Recently, public-sector workers have also been told of a wage freeze for two more years, without any discussion with their unions. Professional Jamaicans serving under the constitutionally designated Public Services Commission have suffered as well from authoritarian licks from a government which thinks party before country. There have been threats from members of the governing party about instituting a licensing regime for journalists. Even the prime minister has publicly appealed to some of his supporters to defend him from certain public commentators and columnists, including me. The signs of authoritarianism are everywhere around us and represent a clear and present danger to our democratic traditions. We ignore it at our peril.

The prime minister made a commitment in Parliament that "The Medium-Term Economic Programme, the fiscal and monetary policy measures to support it and the draft Letter of Intent to the IMF ... will be debated in Parliament early in January, prior to the submission of the programme to the IMF board."

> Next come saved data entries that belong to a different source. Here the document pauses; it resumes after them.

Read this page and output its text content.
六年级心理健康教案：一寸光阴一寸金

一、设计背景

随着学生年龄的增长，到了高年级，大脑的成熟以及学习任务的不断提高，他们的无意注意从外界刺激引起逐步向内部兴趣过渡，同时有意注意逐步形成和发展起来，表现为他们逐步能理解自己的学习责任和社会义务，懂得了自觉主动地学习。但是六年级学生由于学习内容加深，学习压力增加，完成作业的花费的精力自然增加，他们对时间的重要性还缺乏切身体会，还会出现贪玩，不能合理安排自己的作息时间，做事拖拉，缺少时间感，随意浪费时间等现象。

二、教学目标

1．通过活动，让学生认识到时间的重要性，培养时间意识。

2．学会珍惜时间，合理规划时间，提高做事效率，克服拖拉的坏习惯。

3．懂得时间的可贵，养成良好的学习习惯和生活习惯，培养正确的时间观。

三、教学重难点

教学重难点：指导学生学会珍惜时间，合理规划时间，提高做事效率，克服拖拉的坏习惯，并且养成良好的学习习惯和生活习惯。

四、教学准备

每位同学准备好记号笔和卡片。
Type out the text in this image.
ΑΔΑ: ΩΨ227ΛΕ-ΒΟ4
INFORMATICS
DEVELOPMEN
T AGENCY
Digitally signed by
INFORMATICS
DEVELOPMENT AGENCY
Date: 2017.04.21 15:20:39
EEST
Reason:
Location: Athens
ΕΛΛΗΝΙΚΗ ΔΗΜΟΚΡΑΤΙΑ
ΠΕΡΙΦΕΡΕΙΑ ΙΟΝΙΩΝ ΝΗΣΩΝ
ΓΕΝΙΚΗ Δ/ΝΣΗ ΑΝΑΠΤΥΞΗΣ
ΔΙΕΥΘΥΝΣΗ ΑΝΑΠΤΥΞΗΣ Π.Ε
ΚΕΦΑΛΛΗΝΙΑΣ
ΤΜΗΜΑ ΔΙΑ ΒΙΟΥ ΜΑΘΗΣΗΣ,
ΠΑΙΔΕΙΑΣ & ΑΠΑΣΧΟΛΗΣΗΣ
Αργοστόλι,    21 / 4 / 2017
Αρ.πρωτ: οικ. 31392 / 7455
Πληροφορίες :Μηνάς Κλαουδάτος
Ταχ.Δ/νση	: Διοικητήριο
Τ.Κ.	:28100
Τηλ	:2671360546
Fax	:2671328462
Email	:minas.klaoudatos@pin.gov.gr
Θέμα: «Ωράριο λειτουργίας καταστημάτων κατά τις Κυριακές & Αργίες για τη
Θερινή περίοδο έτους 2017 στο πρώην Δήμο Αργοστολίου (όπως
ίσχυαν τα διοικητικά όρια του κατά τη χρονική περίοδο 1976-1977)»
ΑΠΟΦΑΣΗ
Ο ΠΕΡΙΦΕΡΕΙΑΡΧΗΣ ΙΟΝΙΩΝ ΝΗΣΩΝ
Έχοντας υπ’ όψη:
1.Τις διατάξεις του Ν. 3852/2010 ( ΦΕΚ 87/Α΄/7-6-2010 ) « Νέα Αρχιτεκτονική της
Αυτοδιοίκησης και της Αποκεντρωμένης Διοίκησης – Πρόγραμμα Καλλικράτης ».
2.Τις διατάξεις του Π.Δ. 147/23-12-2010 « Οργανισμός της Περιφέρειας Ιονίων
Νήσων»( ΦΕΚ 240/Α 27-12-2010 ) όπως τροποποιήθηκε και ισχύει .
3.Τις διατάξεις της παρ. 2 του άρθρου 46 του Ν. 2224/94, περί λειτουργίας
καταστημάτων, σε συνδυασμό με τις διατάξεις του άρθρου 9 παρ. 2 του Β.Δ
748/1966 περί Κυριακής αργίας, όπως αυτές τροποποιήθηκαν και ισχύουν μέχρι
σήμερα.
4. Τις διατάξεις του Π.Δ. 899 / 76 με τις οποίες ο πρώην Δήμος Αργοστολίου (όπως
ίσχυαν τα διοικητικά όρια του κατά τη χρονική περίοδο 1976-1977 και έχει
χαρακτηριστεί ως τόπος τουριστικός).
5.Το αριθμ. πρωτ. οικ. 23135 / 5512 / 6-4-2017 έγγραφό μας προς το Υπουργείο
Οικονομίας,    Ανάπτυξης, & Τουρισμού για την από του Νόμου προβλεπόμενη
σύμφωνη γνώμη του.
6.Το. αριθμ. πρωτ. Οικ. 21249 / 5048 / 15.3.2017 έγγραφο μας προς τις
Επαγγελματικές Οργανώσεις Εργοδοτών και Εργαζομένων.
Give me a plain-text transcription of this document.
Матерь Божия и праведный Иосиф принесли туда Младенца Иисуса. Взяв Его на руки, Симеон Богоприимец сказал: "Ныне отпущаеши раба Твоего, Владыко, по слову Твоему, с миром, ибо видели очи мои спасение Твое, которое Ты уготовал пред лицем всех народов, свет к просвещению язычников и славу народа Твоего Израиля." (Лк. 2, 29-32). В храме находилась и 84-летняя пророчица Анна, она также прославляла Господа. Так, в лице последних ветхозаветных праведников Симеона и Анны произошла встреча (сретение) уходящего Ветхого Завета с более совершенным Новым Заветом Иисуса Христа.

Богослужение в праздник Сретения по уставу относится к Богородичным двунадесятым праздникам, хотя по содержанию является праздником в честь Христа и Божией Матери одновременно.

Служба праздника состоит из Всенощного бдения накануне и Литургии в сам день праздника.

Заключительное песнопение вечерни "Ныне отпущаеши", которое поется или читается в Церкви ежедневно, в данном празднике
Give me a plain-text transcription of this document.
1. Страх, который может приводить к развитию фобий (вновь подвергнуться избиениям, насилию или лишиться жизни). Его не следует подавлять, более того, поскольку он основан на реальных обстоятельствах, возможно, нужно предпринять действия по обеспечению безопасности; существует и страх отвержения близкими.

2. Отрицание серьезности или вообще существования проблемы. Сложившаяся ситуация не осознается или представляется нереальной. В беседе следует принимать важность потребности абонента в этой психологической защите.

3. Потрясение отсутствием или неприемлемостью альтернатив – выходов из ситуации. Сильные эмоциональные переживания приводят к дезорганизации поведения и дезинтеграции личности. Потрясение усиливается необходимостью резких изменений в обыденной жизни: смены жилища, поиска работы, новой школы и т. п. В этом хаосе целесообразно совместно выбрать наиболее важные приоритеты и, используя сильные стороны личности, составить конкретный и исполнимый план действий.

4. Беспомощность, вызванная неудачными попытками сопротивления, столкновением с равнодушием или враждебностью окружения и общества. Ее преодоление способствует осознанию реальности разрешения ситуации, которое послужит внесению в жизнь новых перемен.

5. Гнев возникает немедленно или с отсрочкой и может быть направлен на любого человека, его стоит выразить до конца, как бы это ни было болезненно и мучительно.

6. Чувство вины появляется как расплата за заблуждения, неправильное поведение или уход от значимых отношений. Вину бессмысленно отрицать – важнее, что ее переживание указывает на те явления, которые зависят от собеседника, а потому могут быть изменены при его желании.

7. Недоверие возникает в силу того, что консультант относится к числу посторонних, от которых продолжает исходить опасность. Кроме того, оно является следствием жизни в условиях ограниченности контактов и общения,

Ministers Daryl Vaz and Audley Shaw have now told us that the Letter of Intent will be sent to the IMF board before the next scheduled sitting of Parliament. We have no reason to believe they are not telling the truth. Once again, the words of the prime minister are being made a lie by his own ministers. Our democracy is undermined every time commitments and solemn pledges made in Parliament are dishonoured by our leaders.

Cost of energy

Even the prime minister seems prepared to refute his own words. As opposition leader in 2006, he indicated that "the cost of electricity to local producers is much higher than that of their overseas competitors. This means that many of them have lost the race before they even begin". In his maiden Budget speech as prime minister in 2008, he declared that the cost of energy was the most immediate challenge facing the economy.

"It affects virtually everything - the cost of production, transportation, the cost of living. It is the biggest drain on our foreign exchange."

It was the intention of the Government, he said, to introduce several tax exemptions, and tax credits, as well as accelerated depreciation allowances to businesses and households that invest in energy-saving installations.

Today, instead of reducing taxes, the Government has imposed over $25 billion per annum in taxes on energy. The lofty words of Prime Minister Golding are floundering on the rocks of sincerity and credibility. May "justice and truth be ours forever".